Needless to say, men and everybody around need to exercise some restraint on behaviour in the workplace, especially with people in power. Excellent article to read.

from:  Shivaram
Posted on: Nov 27, 2013 at 15:50 IST

In response to readers' comments. First of all thank you all so much for reading this. It is your readership that allows people like me to keep on writing. 1. Banu Kulkarni: Accusing the BJP is just a method of deflecting the arrows that are coming Mr. Tejpal's way. He is clearly in the wrong. From what I hear no one is supporting his actions. 2. Abhishek: I am not suggesting sexual initiation of any kind. I am merely saying that when men and women don't know what intercourse is they take their cues from movies and porn which are not some of the best ways of learning. But we have an unwillingness to talk about sex. So for many women marriage comes with a lot of sexual trauma (not for all). In villages, women, when asked, don't want to ever have their husbands touch them. I'm constantly thinking about why this is. And one of the things is that they associate sex with a lot of trauma. 3. Holenarsipura: First of all never ever sleep with a drunk woman or an underage woman. The latter is statutory rape. Second, establish consent by asking, repeatedly if she is sure about what she is doing. Make sure the woman is not emotionally unstable, in an existing relationship or comes from a conservative family where there may be pressure on her to cry rape to protect herself. Women crying rape is very rare. When it does happen it can be because they feel manipulated or are too incapacitated to have made a coherent decision at the time of intercourse.
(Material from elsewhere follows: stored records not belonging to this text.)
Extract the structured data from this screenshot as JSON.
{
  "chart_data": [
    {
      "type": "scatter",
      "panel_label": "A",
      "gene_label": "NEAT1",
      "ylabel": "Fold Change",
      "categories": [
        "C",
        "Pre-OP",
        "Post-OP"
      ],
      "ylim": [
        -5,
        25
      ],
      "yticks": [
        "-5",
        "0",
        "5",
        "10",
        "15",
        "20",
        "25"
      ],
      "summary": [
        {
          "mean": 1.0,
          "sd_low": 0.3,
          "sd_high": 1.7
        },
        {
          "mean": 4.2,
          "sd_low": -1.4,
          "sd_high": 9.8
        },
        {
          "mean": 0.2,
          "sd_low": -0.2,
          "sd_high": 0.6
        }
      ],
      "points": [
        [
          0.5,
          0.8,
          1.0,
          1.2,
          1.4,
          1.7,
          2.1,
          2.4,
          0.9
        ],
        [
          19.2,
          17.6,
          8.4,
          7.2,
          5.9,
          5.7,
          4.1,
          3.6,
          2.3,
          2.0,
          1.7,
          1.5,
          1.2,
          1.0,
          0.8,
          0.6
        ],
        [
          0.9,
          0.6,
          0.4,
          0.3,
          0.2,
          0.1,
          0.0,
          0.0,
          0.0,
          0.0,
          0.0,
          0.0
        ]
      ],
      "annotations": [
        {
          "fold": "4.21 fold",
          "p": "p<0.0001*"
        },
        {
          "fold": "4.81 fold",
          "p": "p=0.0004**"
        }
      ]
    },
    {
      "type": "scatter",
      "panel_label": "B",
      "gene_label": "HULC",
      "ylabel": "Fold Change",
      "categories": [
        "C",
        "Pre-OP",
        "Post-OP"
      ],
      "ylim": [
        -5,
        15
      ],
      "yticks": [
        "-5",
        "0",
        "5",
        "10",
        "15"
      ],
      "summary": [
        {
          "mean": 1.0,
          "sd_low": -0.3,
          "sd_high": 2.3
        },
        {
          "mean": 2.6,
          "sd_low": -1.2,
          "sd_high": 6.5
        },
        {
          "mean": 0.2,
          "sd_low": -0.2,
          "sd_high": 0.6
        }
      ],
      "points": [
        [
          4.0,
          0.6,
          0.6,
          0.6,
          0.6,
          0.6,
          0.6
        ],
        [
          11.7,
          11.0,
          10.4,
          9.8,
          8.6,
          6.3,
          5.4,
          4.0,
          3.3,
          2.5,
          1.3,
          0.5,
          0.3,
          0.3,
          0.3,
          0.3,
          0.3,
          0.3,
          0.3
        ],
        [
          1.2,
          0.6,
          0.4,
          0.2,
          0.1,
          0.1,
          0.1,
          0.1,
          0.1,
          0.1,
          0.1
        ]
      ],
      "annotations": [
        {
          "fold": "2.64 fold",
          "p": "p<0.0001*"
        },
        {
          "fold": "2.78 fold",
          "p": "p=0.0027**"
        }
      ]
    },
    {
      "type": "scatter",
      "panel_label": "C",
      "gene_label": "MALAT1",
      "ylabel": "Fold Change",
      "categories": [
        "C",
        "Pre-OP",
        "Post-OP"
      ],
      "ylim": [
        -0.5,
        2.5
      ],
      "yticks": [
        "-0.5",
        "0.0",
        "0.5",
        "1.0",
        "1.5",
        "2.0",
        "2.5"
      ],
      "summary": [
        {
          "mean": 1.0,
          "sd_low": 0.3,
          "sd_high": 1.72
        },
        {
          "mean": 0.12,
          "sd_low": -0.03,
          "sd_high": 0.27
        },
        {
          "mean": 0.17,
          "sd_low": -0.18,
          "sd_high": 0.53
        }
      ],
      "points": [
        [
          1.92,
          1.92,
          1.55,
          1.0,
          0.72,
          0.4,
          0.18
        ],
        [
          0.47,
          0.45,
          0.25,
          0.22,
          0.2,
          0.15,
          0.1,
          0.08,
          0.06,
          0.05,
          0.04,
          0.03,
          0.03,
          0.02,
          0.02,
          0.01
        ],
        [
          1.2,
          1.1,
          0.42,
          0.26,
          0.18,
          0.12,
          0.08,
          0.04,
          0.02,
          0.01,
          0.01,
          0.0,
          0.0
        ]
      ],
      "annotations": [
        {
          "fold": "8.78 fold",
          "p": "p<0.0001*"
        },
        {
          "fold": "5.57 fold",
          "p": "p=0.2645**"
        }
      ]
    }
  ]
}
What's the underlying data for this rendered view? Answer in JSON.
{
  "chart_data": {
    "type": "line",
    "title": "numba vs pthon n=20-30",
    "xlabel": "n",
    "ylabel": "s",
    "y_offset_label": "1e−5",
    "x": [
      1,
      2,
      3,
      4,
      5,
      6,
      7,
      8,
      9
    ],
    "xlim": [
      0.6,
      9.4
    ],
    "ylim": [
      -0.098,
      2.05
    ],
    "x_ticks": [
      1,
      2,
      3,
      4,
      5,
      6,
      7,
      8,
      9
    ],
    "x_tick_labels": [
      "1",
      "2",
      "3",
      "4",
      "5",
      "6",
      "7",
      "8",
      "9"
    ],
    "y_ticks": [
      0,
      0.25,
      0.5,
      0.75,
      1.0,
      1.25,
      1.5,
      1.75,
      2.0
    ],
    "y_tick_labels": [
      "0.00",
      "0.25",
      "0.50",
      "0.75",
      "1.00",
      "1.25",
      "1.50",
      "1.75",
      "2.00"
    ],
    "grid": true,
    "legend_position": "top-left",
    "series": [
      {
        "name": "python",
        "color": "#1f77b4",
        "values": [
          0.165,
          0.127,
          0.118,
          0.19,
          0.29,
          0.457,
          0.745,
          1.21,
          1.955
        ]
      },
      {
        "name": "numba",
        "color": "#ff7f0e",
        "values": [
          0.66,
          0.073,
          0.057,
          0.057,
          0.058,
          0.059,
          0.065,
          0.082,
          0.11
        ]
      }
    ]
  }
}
But since you know you can be accused ensure that consent is clear and is repeatedly clear to both of you. You cannot coerce consent. That is attempted assault. Also, if a woman changes her mind and says no even in the middle of the act, you have to stop immediately.

from:  Vasundhara Sirnate
Posted on: Nov 27, 2013 at 13:05 IST

What is your opinion on Mr. Tejpal accusing the BJP? How can he and the Managing Editor defend this type of statement, which is out of context? Does he mean to say that if he had done this in Congress ruled states the law would be different for him? His statement has given fodder to the BJP, who are otherwise targeting him anyhow.

from:  Banu Kulkarni
Posted on: Nov 27, 2013 at 08:09 IST

Bravo. You have got to the heart of the matter. This should be required reading in schools, colleges and the workplace.

from:  Khushboo
Posted on: Nov 27, 2013 at 01:56 IST

Appreciate the detailed and methodical analysis of a critical issue. But one objection would be this, the author says, "Marital rape is still to be recognised in India. And while we're on this subject let me add that when sexually unpractised men and women are married, most men, especially in rural and semi-urban areas, basically pounce on their new wives because they do not know how else to have intercourse. In this manner a woman is initiated into sexual awareness through an act of rape, mandated by marriage." What is the author suggesting - that there should be "sexual initiation" before marriage? I most certainly hope not. Maybe sex education and sensitisation would help but is it feasible? Also, marital rape is contentious, maybe amending the domestic violence act,2005, to include sexual assault too, could be a solution.

from:  Abhishek
Posted on: Nov 27, 2013 at 01:00 IST

I am a man. How do I protect myself from a situation where consensual sex may turn in to an allegation of rape?